At the beginning of June, I ran a brand new obstacle course race. The Battle of the Lions series has 4 scheduled events: Dallas was the Grip course, with a variety of obstacles to test your grip – hangs, climbs, etc; in August, Oklahoma City will be Endurance; then October has Little Rock, listed as “Standard” – which based on these course designers and their unique ideas and obstacles, is going to be far from standard for most humans.
Olathe/Kansas City, though, was the Strength course. To give an idea, we left the start line with 50 pounds of gravel in a bucket, down the hill and back up again for a quarter mile before setting the bucket down and going to the next obstacle. Solid opener!
It was warm and humid (hello, Kansas!) and I was trying to hustle through as The Boy was about to play a ballgame on the north side of town, 45 minutes away. I did my best, and was proud of the outcome. It was a real test of strength, and I think I held up well.
It Adds Up
For me, most of the obstacles (most of them, I said) weren’t individually too tough. But they added up as we went along; sure I can carry this concrete weight or drag that sandbag, but as the muscles wear down and the race goes on, they each felt a little heavier than they really were. When it goes that way, you need to find strength and push on the best you can.
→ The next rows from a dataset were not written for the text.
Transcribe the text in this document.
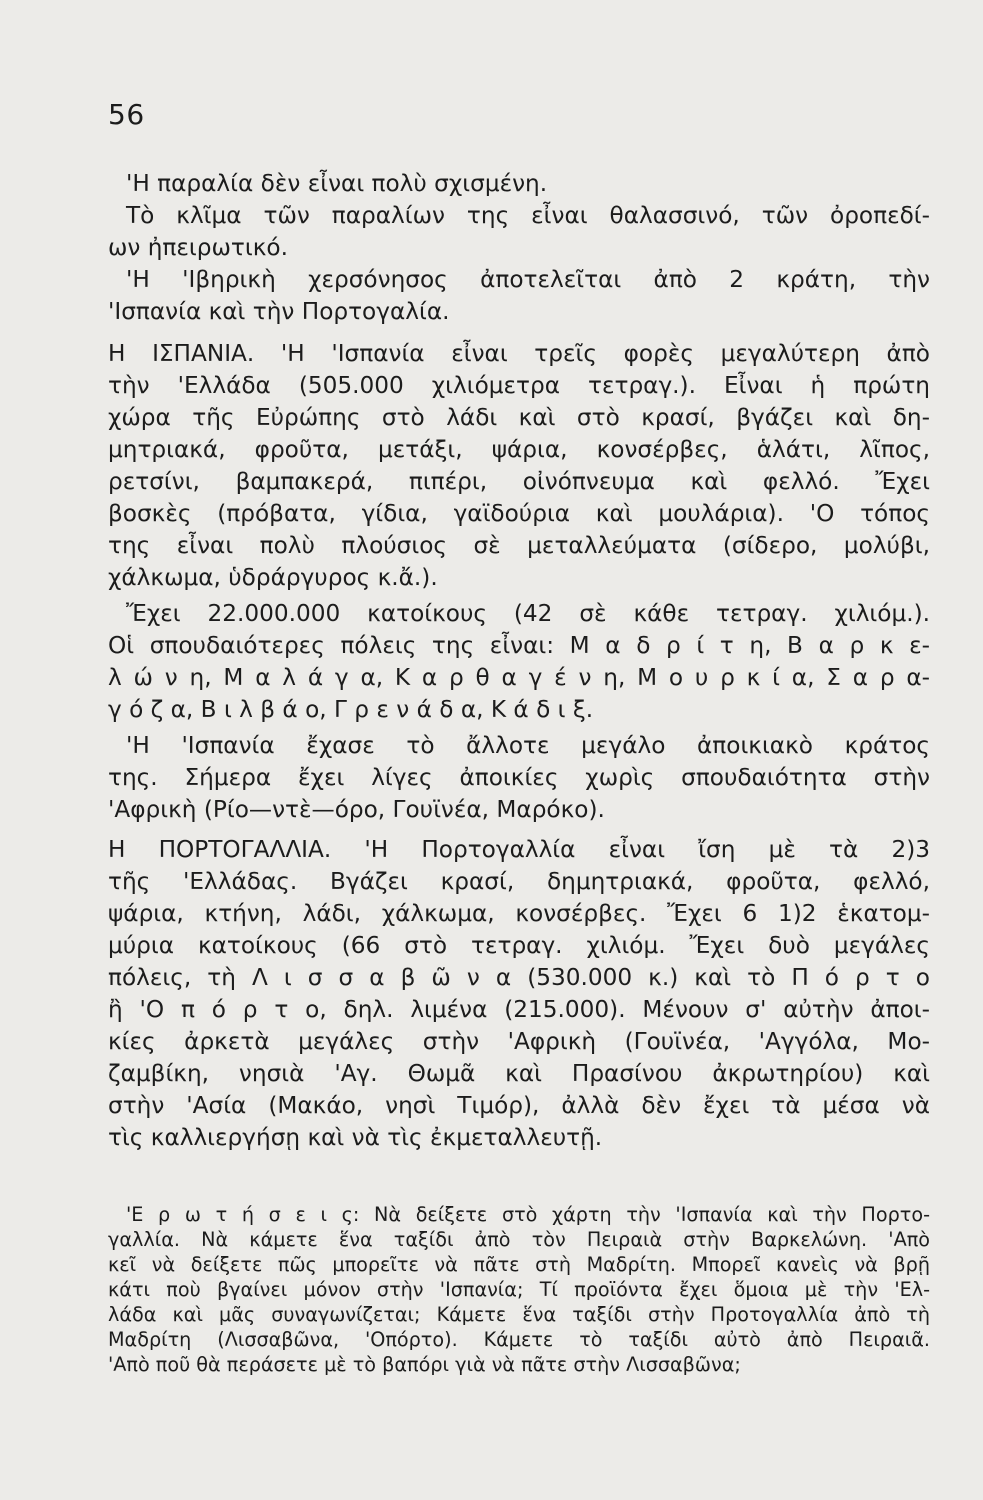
56
'Η παραλία δὲν εἶναι πολὺ σχισμένη.
Τὸ κλῖμα τῶν παραλίων της εἶναι θαλασσινό, τῶν ὀροπεδί-
ων ἠπειρωτικό.
'Η 'Ιβηρικὴ χερσόνησος ἀποτελεῖται ἀπὸ 2 κράτη, τὴν
'Ισπανία καὶ τὴν Πορτογαλία.
Η ΙΣΠΑΝΙΑ. 'Η 'Ισπανία εἶναι τρεῖς φορὲς μεγαλύτερη ἀπὸ
τὴν 'Ελλάδα (505.000 χιλιόμετρα τετραγ.). Εἶναι ἡ πρώτη
χώρα τῆς Εὐρώπης στὸ λάδι καὶ στὸ κρασί, βγάζει καὶ δη-
μητριακά, φροῦτα, μετάξι, ψάρια, κονσέρβες, ἁλάτι, λῖπος,
ρετσίνι, βαμπακερά, πιπέρι, οἰνόπνευμα καὶ φελλό. Ἔχει
βοσκὲς (πρόβατα, γίδια, γαϊδούρια καὶ μουλάρια). 'Ο τόπος
της εἶναι πολὺ πλούσιος σὲ μεταλλεύματα (σίδερο, μολύβι,
χάλκωμα, ὑδράργυρος κ.ἄ.).
Ἔχει 22.000.000 κατοίκους (42 σὲ κάθε τετραγ. χιλιόμ.).
Οἱ σπουδαιότερες πόλεις της εἶναι: Μ α δ ρ ί τ η, Β α ρ κ ε-
λ ώ ν η, Μ α λ ά γ α, Κ α ρ θ α γ έ ν η, Μ ο υ ρ κ ί α, Σ α ρ α-
γ ό ζ α, Β ι λ β ά ο, Γ ρ ε ν ά δ α, Κ ά δ ι ξ.
'Η 'Ισπανία ἔχασε τὸ ἄλλοτε μεγάλο ἀποικιακὸ κράτος
της. Σήμερα ἔχει λίγες ἀποικίες χωρὶς σπουδαιότητα στὴν
'Αφρικὴ (Ρίο—ντὲ—όρο, Γουϊνέα, Μαρόκο).
Η ΠΟΡΤΟΓΑΛΛΙΑ. 'Η Πορτογαλλία εἶναι ἴση μὲ τὰ 2)3
τῆς 'Ελλάδας. Βγάζει κρασί, δημητριακά, φροῦτα, φελλό,
ψάρια, κτήνη, λάδι, χάλκωμα, κονσέρβες. Ἔχει 6 1)2 ἑκατομ-
μύρια κατοίκους (66 στὸ τετραγ. χιλιόμ. Ἔχει δυὸ μεγάλες
πόλεις, τὴ Λ ι σ σ α β ῶ ν α (530.000 κ.) καὶ τὸ Π ό ρ τ ο
ἢ 'Ο π ό ρ τ ο, δηλ. λιμένα (215.000). Μένουν σ' αὐτὴν ἀποι-
κίες ἀρκετὰ μεγάλες στὴν 'Αφρικὴ (Γουϊνέα, 'Αγγόλα, Μο-
ζαμβίκη, νησιὰ 'Αγ. Θωμᾶ καὶ Πρασίνου ἀκρωτηρίου) καὶ
στὴν 'Ασία (Μακάο, νησὶ Τιμόρ), ἀλλὰ δὲν ἔχει τὰ μέσα νὰ
τὶς καλλιεργήσῃ καὶ νὰ τὶς ἐκμεταλλευτῇ.
'Ε ρ ω τ ή σ ε ι ς: Νὰ δείξετε στὸ χάρτη τὴν 'Ισπανία καὶ τὴν Πορτο-
γαλλία. Νὰ κάμετε ἕνα ταξίδι ἀπὸ τὸν Πειραιὰ στὴν Βαρκελώνη. 'Απὸ
κεῖ νὰ δείξετε πῶς μπορεῖτε νὰ πᾶτε στὴ Μαδρίτη. Μπορεῖ κανεὶς νὰ βρῇ
κάτι ποὺ βγαίνει μόνον στὴν 'Ισπανία; Τί προϊόντα ἔχει ὅμοια μὲ τὴν 'Ελ-
λάδα καὶ μᾶς συναγωνίζεται; Κάμετε ἕνα ταξίδι στὴν Προτογαλλία ἀπὸ τὴ
Μαδρίτη (Λισσαβῶνα, 'Οπόρτο). Κάμετε τὸ ταξίδι αὐτὸ ἀπὸ Πειραιᾶ.
'Απὸ ποῦ θὰ περάσετε μὲ τὸ βαπόρι γιὰ νὰ πᾶτε στὴν Λισσαβῶνα;
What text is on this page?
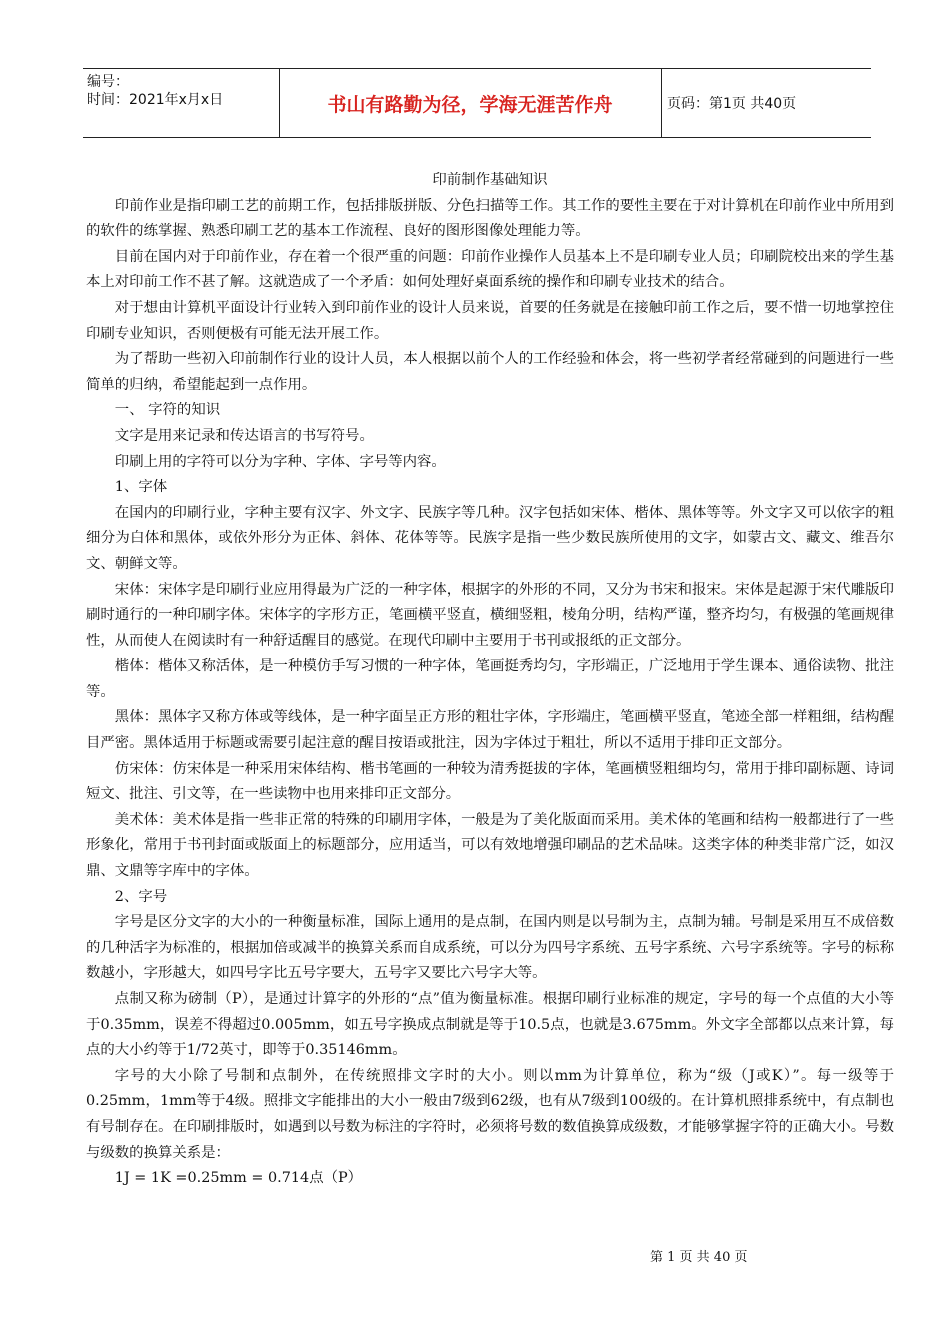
编号：
时间：2021年x月x日	书山有路勤为径，学海无涯苦作舟	页码：第1页 共40页

印前制作基础知识

印前作业是指印刷工艺的前期工作，包括排版拼版、分色扫描等工作。其工作的要性主要在于对计算机在印前作业中所用到的软件的练掌握、熟悉印刷工艺的基本工作流程、良好的图形图像处理能力等。

目前在国内对于印前作业，存在着一个很严重的问题：印前作业操作人员基本上不是印刷专业人员；印刷院校出来的学生基本上对印前工作不甚了解。这就造成了一个矛盾：如何处理好桌面系统的操作和印刷专业技术的结合。

对于想由计算机平面设计行业转入到印前作业的设计人员来说，首要的任务就是在接触印前工作之后，要不惜一切地掌控住印刷专业知识，否则便极有可能无法开展工作。

为了帮助一些初入印前制作行业的设计人员，本人根据以前个人的工作经验和体会，将一些初学者经常碰到的问题进行一些简单的归纳，希望能起到一点作用。

一、 字符的知识

文字是用来记录和传达语言的书写符号。

印刷上用的字符可以分为字种、字体、字号等内容。

1、字体

在国内的印刷行业，字种主要有汉字、外文字、民族字等几种。汉字包括如宋体、楷体、黑体等等。外文字又可以依字的粗细分为白体和黑体，或依外形分为正体、斜体、花体等等。民族字是指一些少数民族所使用的文字，如蒙古文、藏文、维吾尔文、朝鲜文等。

宋体：宋体字是印刷行业应用得最为广泛的一种字体，根据字的外形的不同，又分为书宋和报宋。宋体是起源于宋代雕版印刷时通行的一种印刷字体。宋体字的字形方正，笔画横平竖直，横细竖粗，棱角分明，结构严谨，整齐均匀，有极强的笔画规律性，从而使人在阅读时有一种舒适醒目的感觉。在现代印刷中主要用于书刊或报纸的正文部分。

楷体：楷体又称活体，是一种模仿手写习惯的一种字体，笔画挺秀均匀，字形端正，广泛地用于学生课本、通俗读物、批注等。

黑体：黑体字又称方体或等线体，是一种字面呈正方形的粗壮字体，字形端庄，笔画横平竖直，笔迹全部一样粗细，结构醒目严密。黑体适用于标题或需要引起注意的醒目按语或批注，因为字体过于粗壮，所以不适用于排印正文部分。

仿宋体：仿宋体是一种采用宋体结构、楷书笔画的一种较为清秀挺拔的字体，笔画横竖粗细均匀，常用于排印副标题、诗词短文、批注、引文等，在一些读物中也用来排印正文部分。

美术体：美术体是指一些非正常的特殊的印刷用字体，一般是为了美化版面而采用。美术体的笔画和结构一般都进行了一些形象化，常用于书刊封面或版面上的标题部分，应用适当，可以有效地增强印刷品的艺术品味。这类字体的种类非常广泛，如汉鼎、文鼎等字库中的字体。

2、字号

字号是区分文字的大小的一种衡量标准，国际上通用的是点制，在国内则是以号制为主，点制为辅。号制是采用互不成倍数的几种活字为标准的，根据加倍或减半的换算关系而自成系统，可以分为四号字系统、五号字系统、六号字系统等。字号的标称数越小，字形越大，如四号字比五号字要大，五号字又要比六号字大等。

点制又称为磅制（P），是通过计算字的外形的“点”值为衡量标准。根据印刷行业标准的规定，字号的每一个点值的大小等于0.35mm，误差不得超过0.005mm，如五号字换成点制就是等于10.5点，也就是3.675mm。外文字全部都以点来计算，每点的大小约等于1/72英寸，即等于0.35146mm。

字号的大小除了号制和点制外，在传统照排文字时的大小。则以mm为计算单位，称为“级（J或K）”。每一级等于0.25mm，1mm等于4级。照排文字能排出的大小一般由7级到62级，也有从7级到100级的。在计算机照排系统中，有点制也有号制存在。在印刷排版时，如遇到以号数为标注的字符时，必须将号数的数值换算成级数，才能够掌握字符的正确大小。号数与级数的换算关系是：

1J = 1K =0.25mm = 0.714点（P）

第 1 页 共 40 页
Life is like that too. Sometimes, it’s the small thing that seems to send you over the edge. In reality, of course, it’s all the other things that have piled up along the way – but the final trigger can be something that seems relatively insignificant by comparison.
Your true supporters will understand and not just think you are overreacting; they are the ones who will help provide you that strength. Stick with them and let the other folks go on their way.
Comic is property of www.theawkwardyeti.com and well worth the time suck to check it out!
At the end of the race, after 3+ miles of building muscle fatigue, we finished with a tough rig going over and under bars, hanging off T-hooks, moving through the path. I knew what I needed to do, but 2/3 of the way across my arms were just… done. So I ended up on the ground; the volunteer asked “you okay, sir?”. Yes, I said, standing up and dusting off, just annoyed. “I understand!”
So I jogged to the end, this hexagonal monstrosity that we had to “roll” back and forth using an iron bar through the spokes. Not entirely sure what it weighed, but it wasn’t light. Finished that and the race was done. Was I well-tested? Hell yes I was. Would I do it again? In a heartbeat.
Wherever you find your strength, there are going to be days that are tougher. It adds up and piles on – so you have to know when to put down that weight. You do what you can as long as you can, catch your breath, then you find the next challenge and face it head on. What other option is there, after all??
Just remember this – strength takes a lot of forms. Arnold Schwarzenegger with muscles popping is only one way. That person next to you in the store, pushing their cart along, dragging the invisible crap of their daily life – they may be the strongest person you ever meet, but you’d never know it. Give them a smile and let them know you admire their toughness. Draw a little of your own strength from the smile they give back, and move on to the next thing.